Feng sa come dirigere un film pensato per il pubblico, e come gestire le tre star a sua disposizione, che offrono prove convincenti e anche decisamente "divertite" nei rispettivi ruoli; il film si avvale di un'ottima fotografia, che restituisce paesaggi mozzafiato durante la lunga traversata a bordo del treno in cui si svolge gran parte dell'azione. Il problema principale di questa pellicola, tuttavia, è che la confezione risulta un po' troppo "levigata", la regia troppo legata a espedienti presi di peso dal cinema occidentale (vedi un uso insistito e spesso gratuito del ralenty), per un film che si pone sì come opera commerciale, ma che propone anche una miscela di generi dalla quale ci si aspetterebbe un coraggio maggiore a livello di sperimentazione visiva e narrativa. Lo sguardo, come si diceva, è rivolta alla Hong Kong degli anni '90 e alle sue contaminazioni stilistiche, ma quel cinema, a differenza di quello proposto da Feng, aveva in sé una spontaneità, a volte anche una "sporcizia", che qui vengono deliberatamente sacrificate a favore di una confezione impeccabile, ma che appare fin troppo artefatta in alcune soluzioni narrative e di regia. La sceneggiatura cerca di mantenersi in equilibrio tra i diversi generi toccati, ma la componente più seria e "spiritualista" (quella che Johnny To e Wai Ka-Fai avevano invece affrontato in modo convincente, partendo sempre da una struttura tipicamente di genere, nel loro Running on Karma) risulta alla fine sacrificata, quasi pretestuosa, mentre il personaggio di Root (interpretato da Ge You), quello che offriva maggiori possibilità per dare al film uno spessore un po' più consistente, è in definitiva tenuto abbastanza in secondo piano, nonostante il suo ruolo apparentemente centrale.
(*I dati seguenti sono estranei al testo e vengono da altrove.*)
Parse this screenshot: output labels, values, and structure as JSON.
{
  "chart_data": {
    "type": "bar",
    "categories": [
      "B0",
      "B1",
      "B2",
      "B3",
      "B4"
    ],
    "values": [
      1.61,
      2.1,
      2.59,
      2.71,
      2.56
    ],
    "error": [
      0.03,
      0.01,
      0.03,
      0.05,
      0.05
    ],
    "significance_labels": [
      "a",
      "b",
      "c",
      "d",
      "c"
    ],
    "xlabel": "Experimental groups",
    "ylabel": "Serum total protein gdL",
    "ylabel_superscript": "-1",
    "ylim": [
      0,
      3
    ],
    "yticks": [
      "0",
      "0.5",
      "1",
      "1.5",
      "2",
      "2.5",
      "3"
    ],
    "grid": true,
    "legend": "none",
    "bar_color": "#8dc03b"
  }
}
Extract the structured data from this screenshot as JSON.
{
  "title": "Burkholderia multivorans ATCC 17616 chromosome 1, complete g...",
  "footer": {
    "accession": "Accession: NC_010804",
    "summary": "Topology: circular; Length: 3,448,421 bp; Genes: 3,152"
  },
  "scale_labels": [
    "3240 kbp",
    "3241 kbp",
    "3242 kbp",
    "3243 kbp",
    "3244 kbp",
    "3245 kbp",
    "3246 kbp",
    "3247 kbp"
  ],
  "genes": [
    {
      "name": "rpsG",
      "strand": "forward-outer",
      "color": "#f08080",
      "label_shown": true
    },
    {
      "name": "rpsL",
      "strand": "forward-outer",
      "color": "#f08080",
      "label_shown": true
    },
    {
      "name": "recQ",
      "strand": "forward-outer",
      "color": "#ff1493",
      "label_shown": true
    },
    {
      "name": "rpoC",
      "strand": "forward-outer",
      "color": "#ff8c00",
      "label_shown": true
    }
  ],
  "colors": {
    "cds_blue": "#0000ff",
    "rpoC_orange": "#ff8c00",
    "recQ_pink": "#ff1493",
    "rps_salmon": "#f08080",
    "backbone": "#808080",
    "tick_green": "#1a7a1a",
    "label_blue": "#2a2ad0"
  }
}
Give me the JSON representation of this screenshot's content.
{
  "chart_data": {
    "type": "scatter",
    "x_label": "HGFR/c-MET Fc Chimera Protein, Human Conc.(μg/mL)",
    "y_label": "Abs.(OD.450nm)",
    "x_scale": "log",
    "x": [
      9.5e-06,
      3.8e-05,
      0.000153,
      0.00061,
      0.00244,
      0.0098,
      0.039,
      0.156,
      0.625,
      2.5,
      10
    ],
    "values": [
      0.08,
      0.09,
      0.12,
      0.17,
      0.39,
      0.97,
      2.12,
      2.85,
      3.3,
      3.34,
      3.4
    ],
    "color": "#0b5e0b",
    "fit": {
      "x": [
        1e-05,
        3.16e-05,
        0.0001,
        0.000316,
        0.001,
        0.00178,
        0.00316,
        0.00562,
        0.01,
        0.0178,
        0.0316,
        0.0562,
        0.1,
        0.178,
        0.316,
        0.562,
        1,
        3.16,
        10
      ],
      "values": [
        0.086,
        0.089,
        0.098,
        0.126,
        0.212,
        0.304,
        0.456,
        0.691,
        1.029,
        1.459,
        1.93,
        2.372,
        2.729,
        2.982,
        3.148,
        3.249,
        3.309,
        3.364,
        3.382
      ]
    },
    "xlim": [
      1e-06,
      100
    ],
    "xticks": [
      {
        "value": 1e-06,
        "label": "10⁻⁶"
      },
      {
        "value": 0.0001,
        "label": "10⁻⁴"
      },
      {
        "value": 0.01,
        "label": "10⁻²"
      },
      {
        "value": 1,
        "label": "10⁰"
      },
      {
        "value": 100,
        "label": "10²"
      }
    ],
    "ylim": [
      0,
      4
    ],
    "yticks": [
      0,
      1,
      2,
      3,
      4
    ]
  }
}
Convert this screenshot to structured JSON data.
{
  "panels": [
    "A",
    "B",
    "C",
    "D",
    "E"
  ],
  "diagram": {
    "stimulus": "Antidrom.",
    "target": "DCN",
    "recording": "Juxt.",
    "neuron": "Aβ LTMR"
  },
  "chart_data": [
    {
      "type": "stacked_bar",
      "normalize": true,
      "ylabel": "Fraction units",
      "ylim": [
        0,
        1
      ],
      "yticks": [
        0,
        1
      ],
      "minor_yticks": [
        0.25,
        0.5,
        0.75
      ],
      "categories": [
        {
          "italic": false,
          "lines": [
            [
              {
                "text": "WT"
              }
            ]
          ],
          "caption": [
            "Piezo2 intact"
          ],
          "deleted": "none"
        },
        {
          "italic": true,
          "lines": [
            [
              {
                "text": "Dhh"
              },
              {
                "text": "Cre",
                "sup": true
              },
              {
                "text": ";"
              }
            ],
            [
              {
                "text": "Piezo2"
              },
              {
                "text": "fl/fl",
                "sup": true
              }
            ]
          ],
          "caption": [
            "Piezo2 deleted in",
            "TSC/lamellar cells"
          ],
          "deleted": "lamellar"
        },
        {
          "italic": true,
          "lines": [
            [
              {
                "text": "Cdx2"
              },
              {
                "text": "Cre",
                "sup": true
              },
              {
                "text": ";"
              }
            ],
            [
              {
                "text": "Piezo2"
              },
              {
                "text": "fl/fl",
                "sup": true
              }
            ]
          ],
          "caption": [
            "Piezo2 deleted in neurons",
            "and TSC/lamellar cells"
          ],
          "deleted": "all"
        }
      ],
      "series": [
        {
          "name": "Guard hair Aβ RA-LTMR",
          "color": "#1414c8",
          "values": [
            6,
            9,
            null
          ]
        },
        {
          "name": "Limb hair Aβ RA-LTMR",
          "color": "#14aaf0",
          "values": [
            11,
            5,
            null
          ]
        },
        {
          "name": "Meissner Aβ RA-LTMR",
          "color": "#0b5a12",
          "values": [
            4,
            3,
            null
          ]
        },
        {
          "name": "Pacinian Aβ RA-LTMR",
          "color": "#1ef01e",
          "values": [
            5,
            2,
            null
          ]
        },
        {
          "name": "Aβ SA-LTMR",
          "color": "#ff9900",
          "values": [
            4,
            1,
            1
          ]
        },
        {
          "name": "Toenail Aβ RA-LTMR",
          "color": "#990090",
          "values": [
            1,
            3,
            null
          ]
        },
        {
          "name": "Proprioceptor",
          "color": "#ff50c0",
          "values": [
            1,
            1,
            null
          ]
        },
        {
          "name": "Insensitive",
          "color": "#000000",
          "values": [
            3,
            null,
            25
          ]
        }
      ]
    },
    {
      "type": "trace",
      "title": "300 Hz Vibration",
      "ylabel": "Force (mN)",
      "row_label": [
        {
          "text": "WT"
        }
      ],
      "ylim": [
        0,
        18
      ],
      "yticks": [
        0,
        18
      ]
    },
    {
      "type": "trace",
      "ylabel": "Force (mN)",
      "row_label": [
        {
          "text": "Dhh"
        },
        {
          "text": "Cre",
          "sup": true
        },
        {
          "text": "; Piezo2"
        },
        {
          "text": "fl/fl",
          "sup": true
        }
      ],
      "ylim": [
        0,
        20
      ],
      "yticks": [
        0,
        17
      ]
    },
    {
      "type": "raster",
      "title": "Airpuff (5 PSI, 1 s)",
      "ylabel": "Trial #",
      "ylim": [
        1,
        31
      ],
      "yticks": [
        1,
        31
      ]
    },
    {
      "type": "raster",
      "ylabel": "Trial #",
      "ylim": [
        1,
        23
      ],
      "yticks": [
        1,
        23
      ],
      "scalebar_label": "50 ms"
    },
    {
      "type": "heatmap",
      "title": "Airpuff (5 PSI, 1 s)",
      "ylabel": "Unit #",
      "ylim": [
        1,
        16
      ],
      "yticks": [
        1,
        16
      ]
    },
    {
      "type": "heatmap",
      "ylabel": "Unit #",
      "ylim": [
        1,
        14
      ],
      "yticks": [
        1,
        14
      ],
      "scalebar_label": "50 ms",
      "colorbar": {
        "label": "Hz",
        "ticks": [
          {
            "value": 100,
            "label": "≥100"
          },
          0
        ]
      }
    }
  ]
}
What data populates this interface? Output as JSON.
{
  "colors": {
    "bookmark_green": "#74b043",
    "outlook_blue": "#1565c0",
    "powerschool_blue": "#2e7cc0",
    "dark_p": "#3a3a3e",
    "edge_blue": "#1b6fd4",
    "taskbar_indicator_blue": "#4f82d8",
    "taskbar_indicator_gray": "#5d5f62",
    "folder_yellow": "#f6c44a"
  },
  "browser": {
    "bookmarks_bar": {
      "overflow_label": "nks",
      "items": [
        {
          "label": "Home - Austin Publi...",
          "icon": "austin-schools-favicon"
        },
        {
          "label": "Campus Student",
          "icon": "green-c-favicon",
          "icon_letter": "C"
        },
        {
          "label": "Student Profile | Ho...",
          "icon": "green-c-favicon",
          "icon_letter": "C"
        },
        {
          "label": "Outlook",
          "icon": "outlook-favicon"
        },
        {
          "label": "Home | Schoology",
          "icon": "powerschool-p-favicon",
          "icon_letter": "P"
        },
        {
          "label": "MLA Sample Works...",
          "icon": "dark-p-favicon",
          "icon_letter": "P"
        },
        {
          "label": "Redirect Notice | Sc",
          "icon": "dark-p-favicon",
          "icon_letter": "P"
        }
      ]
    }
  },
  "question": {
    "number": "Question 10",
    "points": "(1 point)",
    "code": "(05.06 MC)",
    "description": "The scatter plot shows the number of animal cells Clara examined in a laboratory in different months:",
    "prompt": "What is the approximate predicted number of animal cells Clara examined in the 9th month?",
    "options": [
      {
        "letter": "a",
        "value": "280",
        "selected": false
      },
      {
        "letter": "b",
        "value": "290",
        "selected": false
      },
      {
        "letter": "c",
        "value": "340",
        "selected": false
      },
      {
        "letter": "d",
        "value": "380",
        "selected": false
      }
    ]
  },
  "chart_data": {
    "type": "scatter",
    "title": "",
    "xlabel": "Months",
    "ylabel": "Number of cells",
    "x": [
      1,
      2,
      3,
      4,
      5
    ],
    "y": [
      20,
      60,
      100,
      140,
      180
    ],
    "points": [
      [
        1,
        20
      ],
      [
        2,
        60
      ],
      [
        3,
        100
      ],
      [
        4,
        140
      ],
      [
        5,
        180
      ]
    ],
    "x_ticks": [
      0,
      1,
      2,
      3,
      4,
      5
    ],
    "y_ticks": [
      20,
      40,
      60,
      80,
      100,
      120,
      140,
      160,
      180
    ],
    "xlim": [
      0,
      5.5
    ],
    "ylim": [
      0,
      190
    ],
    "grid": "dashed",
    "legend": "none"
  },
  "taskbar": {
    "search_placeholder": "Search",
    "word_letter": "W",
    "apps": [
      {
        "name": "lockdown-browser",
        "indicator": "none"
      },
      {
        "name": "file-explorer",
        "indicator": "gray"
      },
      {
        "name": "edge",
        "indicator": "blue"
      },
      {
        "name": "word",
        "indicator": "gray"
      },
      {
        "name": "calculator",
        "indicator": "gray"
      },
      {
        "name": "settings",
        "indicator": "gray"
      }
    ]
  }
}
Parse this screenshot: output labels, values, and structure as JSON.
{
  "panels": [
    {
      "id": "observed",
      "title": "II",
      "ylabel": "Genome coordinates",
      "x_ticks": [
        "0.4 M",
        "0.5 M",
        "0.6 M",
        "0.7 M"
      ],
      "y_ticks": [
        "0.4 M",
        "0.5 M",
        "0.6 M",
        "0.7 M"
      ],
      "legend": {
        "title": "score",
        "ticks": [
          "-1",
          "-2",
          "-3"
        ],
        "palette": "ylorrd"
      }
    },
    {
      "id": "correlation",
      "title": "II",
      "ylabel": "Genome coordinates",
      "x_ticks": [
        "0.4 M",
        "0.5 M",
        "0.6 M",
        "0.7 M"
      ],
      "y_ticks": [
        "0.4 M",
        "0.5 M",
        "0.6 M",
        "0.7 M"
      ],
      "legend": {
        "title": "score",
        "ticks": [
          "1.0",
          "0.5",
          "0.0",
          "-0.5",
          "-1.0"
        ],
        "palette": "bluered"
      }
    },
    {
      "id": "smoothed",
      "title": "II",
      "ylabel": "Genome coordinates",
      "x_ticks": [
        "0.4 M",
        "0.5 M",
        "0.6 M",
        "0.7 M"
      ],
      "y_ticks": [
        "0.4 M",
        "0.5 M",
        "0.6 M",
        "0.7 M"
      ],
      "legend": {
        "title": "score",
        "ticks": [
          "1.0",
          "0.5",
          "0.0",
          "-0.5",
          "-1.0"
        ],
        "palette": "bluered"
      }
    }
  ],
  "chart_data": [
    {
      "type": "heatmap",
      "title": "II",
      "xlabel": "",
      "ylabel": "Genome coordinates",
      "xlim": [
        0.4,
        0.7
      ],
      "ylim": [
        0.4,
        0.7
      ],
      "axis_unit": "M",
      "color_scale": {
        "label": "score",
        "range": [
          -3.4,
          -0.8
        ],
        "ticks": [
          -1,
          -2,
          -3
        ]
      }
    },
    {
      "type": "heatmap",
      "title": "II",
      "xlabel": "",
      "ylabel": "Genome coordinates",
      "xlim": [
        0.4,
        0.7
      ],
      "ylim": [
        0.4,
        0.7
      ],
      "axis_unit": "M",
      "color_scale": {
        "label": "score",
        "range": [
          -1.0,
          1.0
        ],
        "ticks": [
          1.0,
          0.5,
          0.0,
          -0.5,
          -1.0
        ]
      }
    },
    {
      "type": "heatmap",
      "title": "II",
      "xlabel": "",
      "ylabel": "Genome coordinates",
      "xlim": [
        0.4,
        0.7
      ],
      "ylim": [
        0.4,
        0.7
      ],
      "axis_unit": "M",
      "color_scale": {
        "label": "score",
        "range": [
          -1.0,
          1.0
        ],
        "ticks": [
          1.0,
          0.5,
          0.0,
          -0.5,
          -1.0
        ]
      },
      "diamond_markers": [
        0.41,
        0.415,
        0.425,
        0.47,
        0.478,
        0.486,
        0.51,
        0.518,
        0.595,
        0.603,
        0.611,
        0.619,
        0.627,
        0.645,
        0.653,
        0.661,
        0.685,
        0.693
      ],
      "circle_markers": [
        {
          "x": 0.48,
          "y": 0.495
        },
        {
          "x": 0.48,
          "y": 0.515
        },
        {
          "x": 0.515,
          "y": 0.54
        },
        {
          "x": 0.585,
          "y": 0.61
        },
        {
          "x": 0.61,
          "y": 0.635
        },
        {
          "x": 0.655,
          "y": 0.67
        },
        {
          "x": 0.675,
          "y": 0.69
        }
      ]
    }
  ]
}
In ogni caso il film raggiunge indubbiamente lo scopo di intrattenere, è visivamente molto curato, spesso accattivante, e si avvale, come detto, di interpretazioni di buon livello, che danno vita a momenti di comicità a tratti irresistibile. Resta l'amaro in bocca perché il regista poteva "osare" di più e non l'ha fatto, scegliendo di restare su un terreno che certamente non avrebbe deluso il pubblico, ponendosi come cineasta popolare per eccellenza all'interno di un mercato che sempre più si apre ai "generi" come quello della Cina Popolare.